Lok Si, Paton Tara A, Wang Zhuozhi, Kaur Gaganjot, Walker Susan, Yuen Ryan K C, Sung Wilson W L, Whitney Joseph, Buchanan Janet A, Trost Brett, Singh Naina, Apresto Beverly, Chen Nan, Coole Matthew, Dawson Travis J, Ho Karen, Hu Zhizhou, Pullenayegum Sanjeev, Samler Kozue, Shipstone Arun, Tsoi Fiona, Wang Ting, Pereira Sergio L, Rostami Pirooz, Ryan Carol Ann, Tong Amy Hin Yan, Ng Karen, Sundaravadanam Yogi, Simpson Jared T, Lim Burton K, Engstrom Mark D, Dutton Christopher J, Kerr Kevin C R, Franke Maria, Rapley William, Wintle Richard F, Scherer Stephen W
The Centre for Applied Genomics, The Hospital for Sick Children, Toronto, Ontario M5G 0A4, Canada
Program in Genetics and Genome Biology, The Hospital for Sick Children, Toronto, Ontario M5G 0A4, Canada.
G3 (Bethesda). 2017 Feb 9;7(2):755-773. doi: 10.1534/g3.116.038208.
The Canadian beaver () is the largest indigenous rodent in North America. We report a draft annotated assembly of the beaver genome, the first for a large rodent and the first mammalian genome assembled directly from uncorrected and moderate coverage (< 30 ×) long reads generated by single-molecule sequencing. The genome size is 2.7 Gb estimated by k-mer analysis. We assembled the beaver genome using the new Canu assembler optimized for noisy reads. The resulting assembly was refined using Pilon supported by short reads (80 ×) and checked for accuracy by congruency against an independent short read assembly. We scaffolded the assembly using the exon-gene models derived from 9805 full-length open reading frames (FL-ORFs) constructed from the beaver leukocyte and muscle transcriptomes. The final assembly comprised 22,515 contigs with an N50 of 278,680 bp and an N50-scaffold of 317,558 bp. Maximum contig and scaffold lengths were 3.3 and 4.2 Mb, respectively, with a combined scaffold length representing 92% of the estimated genome size. The completeness and accuracy of the scaffold assembly was demonstrated by the precise exon placement for 91.1% of the 9805 assembled FL-ORFs and 83.1% of the BUSCO (Benchmarking Universal Single-Copy Orthologs) gene set used to assess the quality of genome assemblies. Well-represented were genes involved in dentition and enamel deposition, defining characteristics of rodents with which the beaver is well-endowed. The study provides insights for genome assembly and an important genomics resource for Castoridae and rodent evolutionary biology.
加拿大河狸()是北美洲最大的本土啮齿动物。

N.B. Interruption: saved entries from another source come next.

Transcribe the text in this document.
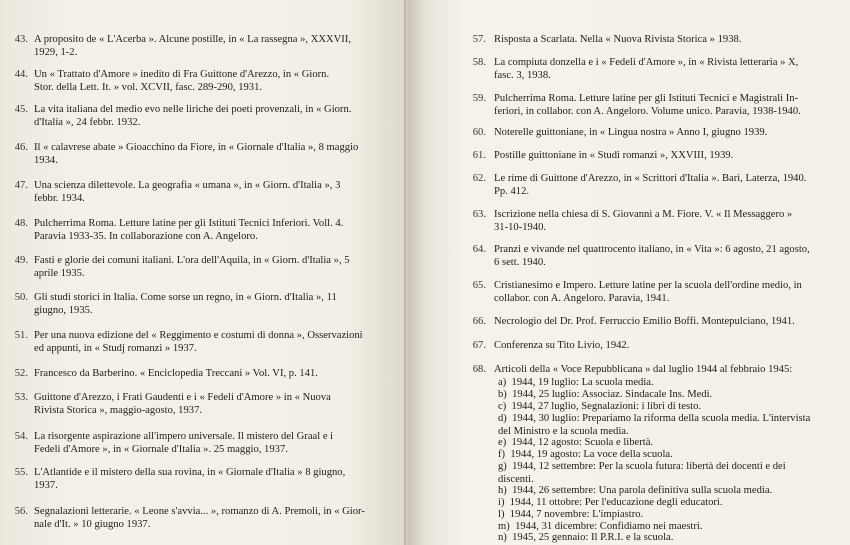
43. A proposito de « L'Acerba ». Alcune postille, in « La rassegna », XXXVII,
1929, 1-2.
44. Un « Trattato d'Amore » inedito di Fra Guittone d'Arezzo, in « Giorn.
Stor. della Lett. It. » vol. XCVII, fasc. 289-290, 1931.
45. La vita italiana del medio evo nelle liriche dei poeti provenzali, in « Giorn.
d'Italia », 24 febbr. 1932.
46. Il « calavrese abate » Gioacchino da Fiore, in « Giornale d'Italia », 8 maggio
1934.
47. Una scienza dilettevole. La geografia « umana », in « Giorn. d'Italia », 3
febbr. 1934.
48. Pulcherrima Roma. Letture latine per gli Istituti Tecnici Inferiori. Voll. 4.
Paravia 1933-35. In collaborazione con A. Angeloro.
49. Fasti e glorie dei comuni italiani. L'ora dell'Aquila, in « Giorn. d'Italia », 5
aprile 1935.
50. Gli studi storici in Italia. Come sorse un regno, in « Giorn. d'Italia », 11
giugno, 1935.
51. Per una nuova edizione del « Reggimento e costumi di donna », Osservazioni
ed appunti, in « Studj romanzi » 1937.
52. Francesco da Barberino. « Enciclopedia Treccani » Vol. VI, p. 141.
53. Guittone d'Arezzo, i Frati Gaudenti e i « Fedeli d'Amore » in « Nuova
Rivista Storica », maggio-agosto, 1937.
54. La risorgente aspirazione all'impero universale. Il mistero del Graal e i
Fedeli d'Amore », in « Giornale d'Italia ». 25 maggio, 1937.
55. L'Atlantide e il mistero della sua rovina, in « Giornale d'Italia » 8 giugno,
1937.
56. Segnalazioni letterarie. « Leone s'avvia... », romanzo di A. Premoli, in « Gior-
nale d'It. » 10 giugno 1937.
57. Risposta a Scarlata. Nella « Nuova Rivista Storica » 1938.
58. La compiuta donzella e i « Fedeli d'Amore », in « Rivista letteraria » X,
fasc. 3, 1938.
59. Pulcherrima Roma. Letture latine per gli Istituti Tecnici e Magistrali In-
feriori, in collabor. con A. Angeloro. Volume unico. Paravia, 1938-1940.
60. Noterelle guittoniane, in « Lingua nostra » Anno I, giugno 1939.
61. Postille guittoniane in « Studi romanzi », XXVIII, 1939.
62. Le rime di Guittone d'Arezzo, in « Scrittori d'Italia ». Bari, Laterza, 1940.
Pp. 412.
63. Iscrizione nella chiesa di S. Giovanni a M. Fiore. V. « Il Messaggero »
31-10-1940.
64. Pranzi e vivande nel quattrocento italiano, in « Vita »: 6 agosto, 21 agosto,
6 sett. 1940.
65. Cristianesimo e Impero. Letture latine per la scuola dell'ordine medio, in
collabor. con A. Angeloro. Paravia, 1941.
66. Necrologio del Dr. Prof. Ferruccio Emilio Boffi. Montepulciano, 1941.
67. Conferenza su Tito Livio, 1942.
68. Articoli della « Voce Repubblicana » dal luglio 1944 al febbraio 1945:
a) 1944, 19 luglio: La scuola media.
b) 1944, 25 luglio: Associaz. Sindacale Ins. Medi.
c) 1944, 27 luglio, Segnalazioni: i libri di testo.
d) 1944, 30 luglio: Prepariamo la riforma della scuola media. L'intervista
del Ministro e la scuola media.
e) 1944, 12 agosto: Scuola e libertà.
f) 1944, 19 agosto: La voce della scuola.
g) 1944, 12 settembre: Per la scuola futura: libertà dei docenti e dei
discenti.
h) 1944, 26 settembre: Una parola definitiva sulla scuola media.
i) 1944, 11 ottobre: Per l'educazione degli educatori.
l) 1944, 7 novembre: L'impiastro.
m) 1944, 31 dicembre: Confidiamo nei maestri.
n) 1945, 25 gennaio: Il P.R.I. e la scuola.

我们报告了河狸基因组的注释草图组装结果,这是大型啮齿动物的首个此类结果,也是首个直接从单分子测序产生的未经校正且覆盖度适中(<30×)的长读段组装而成的哺乳动物基因组。通过k-mer分析估计基因组大小为27亿碱基对。我们使用针对有噪声读段优化的新Canu组装器来组装河狸基因组。使用短读段(80×)支持的Pilon对所得组装结果进行优化,并通过与独立的短读段组装结果进行一致性检查来验证准确性。我们使用从河狸白细胞和肌肉转录组构建的9805个全长开放阅读框(FL-ORF)推导的外显子-基因模型对组装结果进行支架构建。最终组装结果包含22,515个重叠群,N50为278,680碱基对,N50-支架为317,558碱基对。最大重叠群和支架长度分别为330万和420万碱基对,组合支架长度占估计基因组大小的92%。9805个组装的FL-ORF中有91.1%以及用于评估基因组组装质量的BUSCO(基准通用单拷贝直系同源基因)基因集中有83.1%的外显子精确放置,证明了支架组装的完整性和准确性。参与牙列和牙釉质沉积的基因表现良好,这些基因定义了河狸所具备的啮齿动物的特征。该研究为基因组组装提供了见解,并为河狸科和啮齿动物进化生物学提供了重要的基因组学资源。